Evidentemente per gli operatori portuali queste condizioni sono “esagerate” forse vorrebbero una sorta di liberalizzazione degli sversamenti magari con protocolli gestiti da loro direttamente e dalle Autorità di Sistema Portuale? Intanto incombe il decreto, per ora non emanato e neppure presentato in bozza, previsto dal riformato articolo 184-quater del DLgs 152/2006.

Agli operatori portuali occorre ricorda l’importante pronunciamento della Cassazione su come debba essere applicata la procedura di sversamento dei fanghi di dragaggio prevista dal vigente Decreto 173/2016. Si tratta della sentenza Sez. III n. 45844 del 12 novembre 2019 (QUI).

La sentenza dopo avere ricostruito le procedure di autorizzazione disciplinate dal Decreto 15 luglio 2016 n° 173 così conclude in relazione al dragaggio in area portuale: Il dragaggio di sedimenti marini per il mantenimento, il miglioramento o il ripristino delle funzionalità di bacini portuali, della riapertura di foci fluviali parzialmente o totalmente ostruite, per la realizzazione di infrastrutture in ambito portuale o costiero o per il prelievo di sabbie a fini di ripascimento sono, invero, attività che denotano complessi interventi di modifica o ricostituzione e riorganizzazione dei siti, dal significativo impatto ambientale. Come tali compatibili, diversamente dalla fattispecie di cui all’art. 2 lett. f) [NOTA 2] citata, con l’interessamento di significative quantità di materiali sommersi e con la previsione e elaborazione di ampi progetti oltre che con lo spostamento di sedimenti anche in aree distanti e/o distinte da quelle di movimentazione.

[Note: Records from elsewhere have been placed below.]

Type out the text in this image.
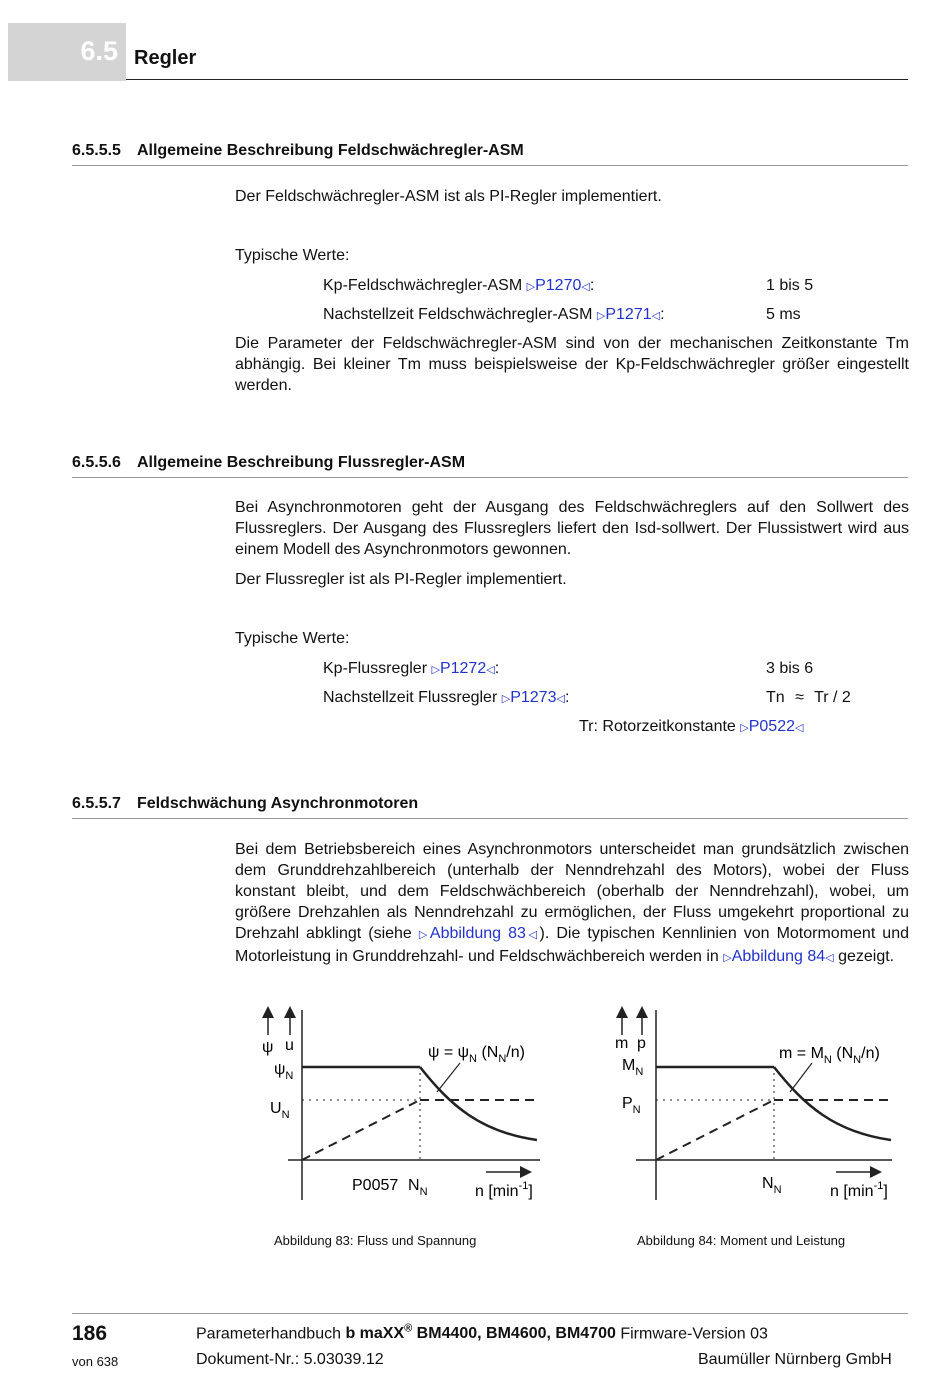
6.5 Regler
6.5.5.5 Allgemeine Beschreibung Feldschwächregler-ASM
Der Feldschwächregler-ASM ist als PI-Regler implementiert.
Typische Werte:
Kp-Feldschwächregler-ASM ▷P1270◁:	1 bis 5
Nachstellzeit Feldschwächregler-ASM ▷P1271◁:	5 ms
Die Parameter der Feldschwächregler-ASM sind von der mechanischen Zeitkonstante Tm abhängig. Bei kleiner Tm muss beispielsweise der Kp-Feldschwächregler größer eingestellt werden.
6.5.5.6 Allgemeine Beschreibung Flussregler-ASM
Bei Asynchronmotoren geht der Ausgang des Feldschwächreglers auf den Sollwert des Flussreglers. Der Ausgang des Flussreglers liefert den Isd-sollwert. Der Flussistwert wird aus einem Modell des Asynchronmotors gewonnen.
Der Flussregler ist als PI-Regler implementiert.
Typische Werte:
Kp-Flussregler ▷P1272◁:	3 bis 6
Nachstellzeit Flussregler ▷P1273◁:	Tn ≈ Tr / 2
Tr: Rotorzeitkonstante ▷P0522◁
6.5.5.7 Feldschwächung Asynchronmotoren
Bei dem Betriebsbereich eines Asynchronmotors unterscheidet man grundsätzlich zwischen dem Grunddrehzahlbereich (unterhalb der Nenndrehzahl des Motors), wobei der Fluss konstant bleibt, und dem Feldschwächbereich (oberhalb der Nenndrehzahl), wobei, um größere Drehzahlen als Nenndrehzahl zu ermöglichen, der Fluss umgekehrt proportional zu Drehzahl abklingt (siehe ▷Abbildung 83◁). Die typischen Kennlinien von Motormoment und Motorleistung in Grunddrehzahl- und Feldschwächbereich werden in ▷Abbildung 84◁ gezeigt.
ψ u
$\psi_N$
$U_N$
$\psi = \psi_N$ $(N_N/n)$
P0057 $N_N$	n $[\min^{-1}]$
Abbildung 83: Fluss und Spannung
m p
$M_N$
$P_N$
$m = M_N$ $(N_N/n)$
$N_N$	n $[\min^{-1}]$
Abbildung 84: Moment und Leistung
186
von 638
Parameterhandbuch b maXX® BM4400, BM4600, BM4700 Firmware-Version 03
Dokument-Nr.: 5.03039.12	Baumüller Nürnberg GmbH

Così da rendere necessario e giustificare un regime di autorizzazione e controllo quale quello espressamente previsto per la predetta fattispecie.”

Insomma, dragare in area portuale non è un semplice spostamento di sedimenti (vedi lettera f articlo2 del Decreto 173/2016 sopra richiamata) che non richiede autorizzazioni (vedi lettera b comma 2 articolo 1 Decreto 15 luglio 2016 n°173) ma richiede invece una istruttoria complessa come indicato dagli articoli 3 e seguenti di detto Decreto n°173.




[NOTA 1] c) il suolo non contaminato e altro materiale allo stato naturale escavato nel corso di attività di costruzione, ove  sia certo che esso verrà riutilizzato a fini di costruzione allo stato naturale e nello stesso sito in cui è stato  escavato, le ceneri vulcaniche, laddove riutilizzate in sostituzione di materie prime all'interno  di cicli produttivi, mediante processi o metodi che non danneggiano l'ambiente né mettono in pericolo la salute umana;

[NOTA 2]f) spostamenti in ambito portuale: movimentazione dei sedimenti all'interno di strutture portuali per le attività di rimodellamento dei fondali al fine di garantire l'agibilità degli ormeggi, la sicurezza delle operazioni di accosto ovvero per il ripristino della navigabilità, con modalità che evitino una dispersione dei sedimenti al di fuori del sito di intervento”.